Visitors learn about history at the Han-Wei Luoyang Ancient City Site Museum, in which the displays bear witness to the exchange and mutual learning between Eastern and Western civilizations along the ancient Silk Road. [Photo provided to China Daily]
At the Luoyang Museum, the summer Little Museum Specialist series turns students into docents, restorers, cultural creative designers, and curators.
"Through immersive, task-driven activities, they evolve from visitors into inheritors," Yang explains.
For those interested in ancient mystic sacrificial rituals, the Luoyang Museum of Ancient Tombs takes them underground, with courses on murals and brick carvings that reveal ancient views on life and death.
The relatively new Han-Wei Luoyang Ancient City Site Museum, which opened last year, allows students to walk the Silk Road through a specially designed study guide that evokes a time when Luoyang was a Silk Road's eastern terminus.
It leads them through the museum's galleries with a series of tasks: locating artifacts that traveled from distant lands, including a Byzantine gold coin, Persian silverware and Western glassware; tracing trade routes on a map; and imagining the crowded streets of Tongtuo (copper camel) Street, the city's main boulevard, where foreign merchants once gathered.
Inside the museum, a digital exhibition brings that lost world into view. Developed by Harvard University's CAM Lab, the immersive installation uses holographic projection and 3D modeling to reconstruct the ancient capital. The museum also offers hands-on experiences beyond the screen. Participants can try their hand at simulated archaeological digs or piece together replica eave tiles.
Beyond these core venues, specialized museums offer their own experiences. At the Sui-Tang Dynasties Grand Canal Cultural Museum, visitors become part of the waterway in an immersive theater program where they are cast as merchants or boatmen traveling the artificial waterway that once connected Beijing to Hangzhou, Zhejiang province.
Visitors can also try their hand at Tang Dynasty (618-907) three-color glazed pottery at the Luoyang Sancai Art Museum, where skilled craftsmen guide them through the entire production process.
"A museum is a great school," Yang says, encouraging visitors to measure history with their footsteps in Luoyang.
For those who want to understand not just how China's civilization was shaped but how its modern industry was built, there is China YTO. Founded in 1955, this leading agricultural and construction machinery manufacturer exposes visitors to a grittier side of the city's story.
"Young people can understand the struggle and pride of an era among gears and steel," says Guo Yushi, from the company's Dongfanghong industrial tourism program.
Stories about the first female tractor driver in China and the major pioneers who built the industry from nothing will be shared.

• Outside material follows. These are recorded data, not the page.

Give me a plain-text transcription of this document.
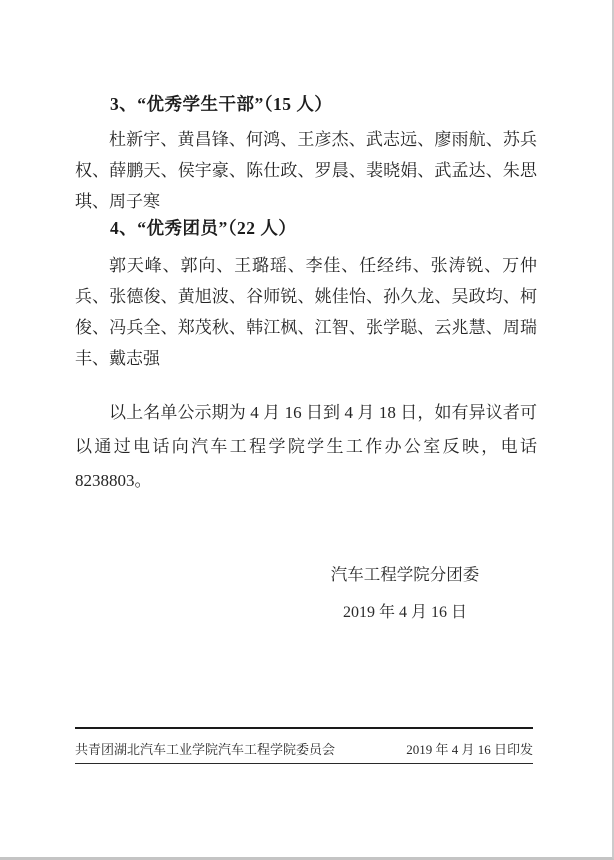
3、“优秀学生干部”（15 人）

杜新宇、黄昌锋、何鸿、王彦杰、武志远、廖雨航、苏兵权、薛鹏天、侯宇豪、陈仕政、罗晨、裴晓娟、武孟达、朱思琪、周子寒

4、“优秀团员”（22 人）

郭天峰、郭向、王璐瑶、李佳、任经纬、张涛锐、万仲兵、张德俊、黄旭波、谷师锐、姚佳怡、孙久龙、吴政均、柯俊、冯兵全、郑茂秋、韩江枫、江智、张学聪、云兆慧、周瑞丰、戴志强

以上名单公示期为 4 月 16 日到 4 月 18 日，如有异议者可以通过电话向汽车工程学院学生工作办公室反映，电话 8238803。

汽车工程学院分团委

2019 年 4 月 16 日

共青团湖北汽车工业学院汽车工程学院委员会	2019 年 4 月 16 日印发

A bus tour then passes the well-preserved Soviet-style buildings before arriving at the advanced assembly line for large-wheel tractors, where one tractor rolls off every three minutes.
Thirty percent of China's tractors are produced here, and they have been exported to more than 150 countries, Guo notes.
Hands-on activities include a clay tractor workshop and a tractor assembly model class, she recommends.
Zhang Nan, a representative of Beijing's travel industry, observes that a rising number of students across the country have opted for study tours.
Experts attribute the trend to a shift in expectations, as parents and educators no longer want passive sightseeing; they seek destinations where young people can touch, make and ask.
"The universal feedback is that the destinations that truly move people are those that explain culture thoroughly and make the experience profound," Zhang Nan explains.
Luoyang has stood out as a top destination, she adds.
"Luoyang's history is not a cold display but a living scene in which you can participate," she says.